8Jusque dans les années 2000, l’évaluation de l’activité physique et sportive des Français en termes de santé publique s’inscrit dans le domaine de l’accidentologie de la vie courante. L’instabilité des modes de classement des accidents liés au sport ou au loisir montre le travail de ré-interprétation des problématiques sportives dans les questions sanitaires de la vie courante. Les rapports de 1996 et 1998 traitent de l’accidentologie des activités physiques aussi bien dans les loisirs qu’en milieu scolaire chez les 11-16 ans. Ils montrent la prépondérance des accidents chez les garçons comparativement aux filles, et mentionnent que 40% des accidents sont dus au sport pour les 15-25 ans [20].

9On le voit, le cadre compétitif ne constitue plus le secteur privilégié de la traumatologie sportive. Les accidents de sport sont désormais traités comme relevant du loisir et plus généralement « de la vie courante ». Leur régulation devient une des attributions des politiques de santé publique et les rapports sur la santé des français présentent l’activité physique comme une pratique bénéfique, mais néanmoins risquée. Ils traitent du sport et du loisir dans le registre de la mortalité et morbidité évitables. Il s’agira dès lors de promouvoir une activité physique modérée.

b – La promotion de l’activité modérée

10En 1996, « la santé perçue » des Français, répartis en trois groupes (« non sportifs », « sportifs modérés » et « sportifs intensifs ») est évaluée à l’aide d’une enquête par questionnaires [21]. La comparaison entre les effets positifs et négatifs sur la santé (traumatismes divers), plaide en faveur d’une activité physique modérée, et conduit les auteurs à préconiser son encadrement et son adaptation. En posant la question de l’utilité optimale de l’activité physique pour la santé, les médecins [22] donnent une légitimité à un « sport-santé » situé entre sédentarité et compétition [23]. Ils valorisent les vertus des activités physiques et sportives en s’appuyant sur la diversité sociologique des pratiques et des pratiquants [24]. A partir de septembre 2001, ces principes fondent pour une part, le « Programme national de promotion de la santé par les APS et la prévention des conduites dopantes (PN-APSD 2002-2007) ». Ce programme, initié par Bernard Kouchner, alors ministre délégué chargé de la Santé de 2001 à 2002, et élaboré par une commission d’experts [25] propose deux orientations : d’une part, montrer que « les activités physiques et sportives représentent un formidable potentiel pour améliorer l’état de santé de la population, tant au niveau de la prévention que de la réadaptation » ; d’autre part, mettre à plat « les risques potentiels des activités physiques et sportives, essentiellement traumatologiques, et également les conduites dopantes » dans le prolongement de la politique de lutte contre le dopage, initiée en 1999 par Marie-Georges Buffet (alors ministre de la Jeunesse et des Sports). Les travaux de la commission ad hoc et le programme publié en 2003 [26] conçoivent la promotion de l’activité physique à partir de trois objectifs : « promouvoir les APS de loisirs et de réadaptation tout en diminuant leurs risques, dont les conduites dopantes ; améliorer l’état des connaissances par la commande de recherches en santé publique ; mettre en place un dispositif de veille sur les conduites dopantes». Les indicateurs de suivi de ces objectifs portent sur l’augmentation de la proportion de personnes faisant l’équivalent de 30 minutes d’activité physique par jour [27] et sur la réduction d’incidents, d’accidents et de décès liés aux activités physiques et conduites dopantes. La notion de risques liés à l’activité physique s’étend de l’accidentologie à la médicalisation de la sédentarité et des conduites dopantes [28].

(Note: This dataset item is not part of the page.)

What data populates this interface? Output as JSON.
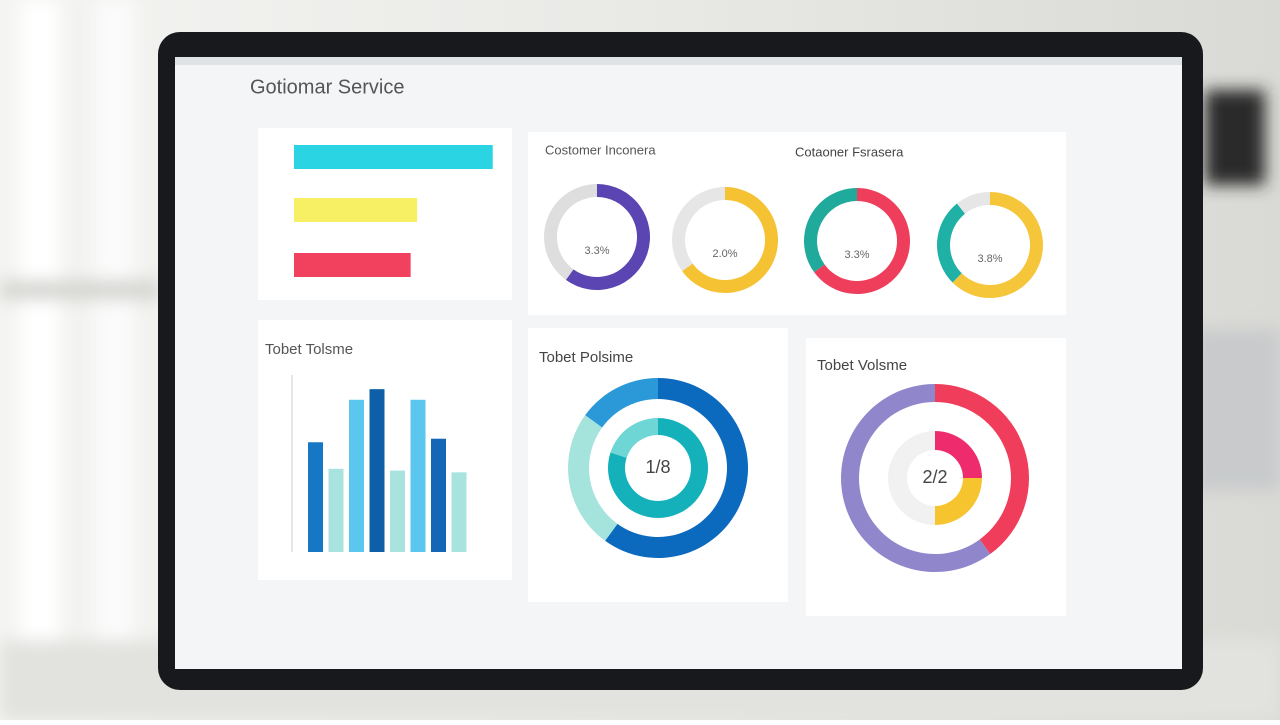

11Les initiatives pour un contrôle médical de la sédentarité se développent bien en amont du travail de la commission. Elles trouvent leur origine dans les travaux relatifs aux effets bénéfiques des activités physiques sur certaines pathologies chroniques [29] (maladies cardio-vasculaires 1967, diabète 1990, ostéoporose 1993). Elles ne sont pas reprises par les pouvoirs publics dans l’évaluation de l’état de santé des Français, bien que le Haut comité de la Santé publique (HCSP) publie en 1996 un dossier, coordonné par les médecins du sport, intitulé « santé et activités physiques et sportives ». Il esquisse les grandes lignes d’un maillage territorial [30] permettant de faire de la pratique sportive une démarche de santé publique destinée prioritairement « aux groupes d’individus les moins actifs… et aux plus jeunes [31] ».

12Sur la base de la loi du 16 Juillet 1984 relative au développement du sport, les médecins inspecteurs régionaux et départementaux de la Jeunesse et des Sports envisagent d’orchestrer la planification d’un « sport-santé ». Ils assument, de fait, des missions de surveillance médicale de la pratique sportive et de promotion de la santé par le sport. Selon Alain Garnier, Directeur médical de l’Agence Mondiale Antidopage (AMA) [32], les médecins du sport « pourraient occuper une place privilégiée au sein d’un réseau national de sport santé, en liaison avec les autres départements ministériels concernés »[33]. Véritable plaque tournante du dispositif de promotion de la santé par les activités physiques et le sport, les médecins situent leurs pouvoirs aussi bien sur les APS de loisir (sport-santé) pratiquées par environ 30 millions de personnes, que sur le sport de haut niveau (6500 personnes) ou encore les APS de soins ou réhabilitation (plus de 200. 000 personnes) [34]. De fait, la prévention du dopage, la promotion de l’activité physique, la réhabilitation deviennent des préoccupations de la médecine du sport [35], médicalisant l’ensemble du champ de la pratique sportive au sens large.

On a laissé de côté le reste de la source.